Aber mit weniger wohlhabenden Amerikanern wurde FIAC seinem Ruf nach langsameren Verkäufen zu niedrigeren Preisen als Frieze gerecht. Während die Galerie Thaddaeus Ropac sagte, sie habe einen Käufer für das 1963er Robert Rauschenberg Öl- und Siebdruck auf Leinwand “Star Grass” gefunden, der 2,8 Millionen US-Dollar kostete, sagte Zwirner, der Galerien an vier internationalen Standorten hat, dass nach der “Lebendigkeit der” Frieze“, war er „ein wenig enttäuscht“ von den Verkäufen auf der Pariser Messe.

„Paris ist eine großartige Stadt für eine Messe, aber die FIAC hat für uns tendenziell unterdurchschnittlich abgeschnitten“, sagte Zwirner in einer E-Mail.
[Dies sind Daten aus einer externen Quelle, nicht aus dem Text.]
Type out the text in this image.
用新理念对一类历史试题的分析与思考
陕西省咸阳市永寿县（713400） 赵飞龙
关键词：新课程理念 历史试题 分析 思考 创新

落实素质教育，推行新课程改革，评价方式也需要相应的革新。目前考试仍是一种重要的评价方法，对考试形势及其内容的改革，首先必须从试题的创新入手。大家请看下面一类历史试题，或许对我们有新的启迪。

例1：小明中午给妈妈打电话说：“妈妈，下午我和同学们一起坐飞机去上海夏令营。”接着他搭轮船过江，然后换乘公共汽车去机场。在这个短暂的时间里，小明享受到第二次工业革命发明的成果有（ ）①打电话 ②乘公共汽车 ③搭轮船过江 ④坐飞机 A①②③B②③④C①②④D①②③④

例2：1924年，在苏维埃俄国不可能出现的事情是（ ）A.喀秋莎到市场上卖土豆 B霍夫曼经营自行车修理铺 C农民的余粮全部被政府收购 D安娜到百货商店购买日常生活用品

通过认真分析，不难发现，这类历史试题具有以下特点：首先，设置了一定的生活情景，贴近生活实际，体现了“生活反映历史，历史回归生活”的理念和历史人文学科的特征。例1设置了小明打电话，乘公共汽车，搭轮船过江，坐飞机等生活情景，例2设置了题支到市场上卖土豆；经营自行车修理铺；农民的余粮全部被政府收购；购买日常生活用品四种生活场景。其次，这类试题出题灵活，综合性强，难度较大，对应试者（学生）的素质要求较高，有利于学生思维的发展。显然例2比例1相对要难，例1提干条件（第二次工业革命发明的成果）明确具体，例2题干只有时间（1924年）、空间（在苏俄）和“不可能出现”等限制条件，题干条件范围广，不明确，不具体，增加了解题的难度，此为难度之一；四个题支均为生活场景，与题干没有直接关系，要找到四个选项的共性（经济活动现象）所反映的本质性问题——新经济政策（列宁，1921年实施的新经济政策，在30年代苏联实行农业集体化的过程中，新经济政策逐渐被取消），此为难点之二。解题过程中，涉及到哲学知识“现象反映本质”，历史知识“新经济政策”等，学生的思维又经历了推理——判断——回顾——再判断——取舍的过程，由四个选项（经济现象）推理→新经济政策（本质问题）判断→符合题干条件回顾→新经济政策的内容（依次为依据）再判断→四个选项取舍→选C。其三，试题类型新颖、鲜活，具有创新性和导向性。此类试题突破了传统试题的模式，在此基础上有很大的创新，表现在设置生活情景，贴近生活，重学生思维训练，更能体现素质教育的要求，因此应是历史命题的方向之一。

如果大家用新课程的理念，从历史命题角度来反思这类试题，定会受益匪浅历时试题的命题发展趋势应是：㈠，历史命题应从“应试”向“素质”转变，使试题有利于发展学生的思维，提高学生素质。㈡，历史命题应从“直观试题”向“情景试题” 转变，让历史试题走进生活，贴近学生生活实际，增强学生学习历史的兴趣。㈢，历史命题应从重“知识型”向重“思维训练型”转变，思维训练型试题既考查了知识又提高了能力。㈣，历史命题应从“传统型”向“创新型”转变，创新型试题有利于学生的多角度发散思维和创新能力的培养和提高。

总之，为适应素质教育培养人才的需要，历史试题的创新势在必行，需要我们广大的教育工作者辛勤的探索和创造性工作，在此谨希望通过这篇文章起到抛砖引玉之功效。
Er fügte jedoch hinzu, dass er sich gefreut habe, mehrere Werke für unter 500.000 US-Dollar zu verkaufen, wie die 1947-Studie „Studie für eine Variante/Adobe“ von Josef Albers (dessen Nachlass Zwirner repräsentiert) für 400.000 US-Dollar.
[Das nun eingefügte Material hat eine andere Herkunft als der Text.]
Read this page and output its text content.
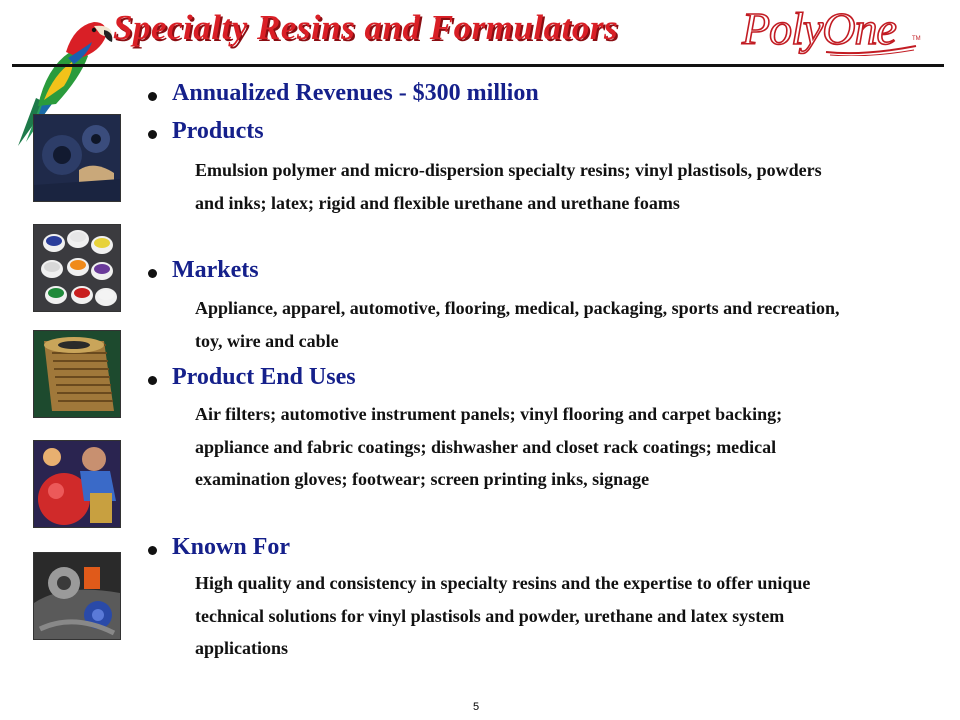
Specialty Resins and Formulators	PolyOne	TM
Annualized Revenues - $300 million
Products
Emulsion polymer and micro-dispersion specialty resins; vinyl plastisols, powders and inks; latex; rigid and flexible urethane and urethane foams
Markets
Appliance, apparel, automotive, flooring, medical, packaging, sports and recreation, toy, wire and cable
Product End Uses
Air filters; automotive instrument panels; vinyl flooring and carpet backing; appliance and fabric coatings; dishwasher and closet rack coatings; medical examination gloves; footwear; screen printing inks, signage
Known For
High quality and consistency in specialty resins and the expertise to offer unique technical solutions for vinyl plastisols and powder, urethane and latex system applications
5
Der Pariser Händler Jocelyn Wolff sagte, er habe innerhalb der ersten Stunde der Messe die zwei Meter hohe Landschaft „Meine Wege 23.09.2018“ der Schweizer Malerin Miriam Cahn für 200.000 US-Dollar an einen Pariser Sammler verkauft.
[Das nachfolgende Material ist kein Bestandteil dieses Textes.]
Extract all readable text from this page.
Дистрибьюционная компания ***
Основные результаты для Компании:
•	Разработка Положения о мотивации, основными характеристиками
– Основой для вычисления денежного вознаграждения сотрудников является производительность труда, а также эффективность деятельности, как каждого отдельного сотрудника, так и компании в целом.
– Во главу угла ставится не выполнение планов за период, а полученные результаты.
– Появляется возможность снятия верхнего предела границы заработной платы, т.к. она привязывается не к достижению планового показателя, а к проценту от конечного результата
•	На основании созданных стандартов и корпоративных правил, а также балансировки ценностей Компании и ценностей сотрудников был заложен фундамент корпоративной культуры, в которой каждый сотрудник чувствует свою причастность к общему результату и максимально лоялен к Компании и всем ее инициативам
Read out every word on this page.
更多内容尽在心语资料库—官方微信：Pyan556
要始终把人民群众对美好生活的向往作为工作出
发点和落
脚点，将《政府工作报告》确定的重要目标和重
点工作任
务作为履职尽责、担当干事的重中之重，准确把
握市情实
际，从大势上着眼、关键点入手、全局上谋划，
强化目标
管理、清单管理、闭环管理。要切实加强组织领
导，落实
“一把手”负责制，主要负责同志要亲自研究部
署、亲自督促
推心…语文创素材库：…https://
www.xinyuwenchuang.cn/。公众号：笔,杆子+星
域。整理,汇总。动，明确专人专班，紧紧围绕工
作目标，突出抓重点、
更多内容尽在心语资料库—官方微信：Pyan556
Wolff, der eine Galerie in Romainville, einem Außenbezirk der Stadt, betreibt, sagte, er schätzte, dass es mindestens 100 „international gesinnte“ Pariser Sammler mit einem Jahresbudget von mehr als 100.000 US-Dollar für zeitgenössische Kunst gab. „Das ist viel mehr als in London“, fügte er hinzu.

London habe auch nach dem Brexit eine “sehr glänzende Elite”, sagte Wolff, insbesondere in der Finanz- und Musikindustrie, und es ziehe weiterhin die globalen Superreichen an, die Millionen für Kunst ausgeben können. „Paris ist kein Ort mit großen Helden wie Mick Jagger“, fügte er hinzu.

Um die Avenue Matignon, in der Nähe des Arc de Triomphe, gruppieren sich jetzt elegante neue Galerien: Ihre Besitzer hoffen auf geschäftsverändernde Besuche von den Millionären, die einfliegen, um Trophäen in den nahe gelegenen Showrooms von Sotheby’s und Christie’s zu sehen und im Ritz oder Bristol zu übernachten Hotels.

Für einige Sammler bietet die „FIAC Week“ auch sorgfältig kuratierte „Entdeckungs“-Messen wie Paris Internationale und Asia Now. Die diesjährige siebte Ausgabe der Paris Internationale mit 36 ​​Händlern aus 21 Ländern fand in einem leerstehenden Villenblock im smart 16. Arrondissement statt.

Im vierten Stock zeigte die in Tokio ansässige Galerie Misako & Rosen kleine Werke der japanischen Maler Kazuyuki Takezaki und Reina Sugihara. Takezaki gibt der Landschaftsmalerei eine neue Wendung, indem er seine Leinwände dreht, während er im Freien arbeitet. Sugihara, die in London ausgebildet wurde, kreiert Abstraktionen, die intensive körperliche Erfahrungen wie eine Geburt hervorrufen. Da sie außerhalb Japans wenig bekannt waren, kosteten ihre Gemälde bescheidene Preise von 1.500 bis 4.500 US-Dollar. Bis Freitagmorgen fanden sieben der neun ausgestellten Werke Käufer aus Frankreich, den Niederlanden, Großbritannien und den USA.

Jeffrey Rosen, Mitbegründer von Misako & Rosen, sagte, er betrachte diese Verkäufe als Befürwortung des „Entdeckungs“-Modells der Paris Internationale. „Die Leute haben nach etwas gesucht, das sie nicht kennen“, sagte er. Auch die Preise waren attraktiv niedrig.

Am Mittwochabend, nach der FIAC-Preview, gab Präsident Emmanuel Macron im lysée-Palast einen Empfang für rund 200 Messeaussteller und -organisatoren, Museumskuratoren, Künstler und Journalisten. In einer 15-minütigen Rede dankte Macron FIAC-Direktorin Jennifer Flay dafür, dass sie die Messe in das „Nervenzentrum der Kunstwelt“ verwandelt hatte, und überprüfte einige der internationalen Händler, die sich in Paris niedergelassen haben. Er fuhr fort, in Frankreich Künstler, Händler, Kuratoren, Sponsoren, Sammler und Lehrer aus der ganzen Welt. „Kreieren und innovieren!“ ermahnte er.

Dass sich der Präsident Zeit für die FIAC nahm, zeigt, wie ernst die französische Regierung (im Gegensatz zur britischen) den internationalen Kunsthandel nimmt. Doch der Markt stellt sich weiterhin die Frage: Kann Paris Kreativität in Millionenumsätze umwandeln?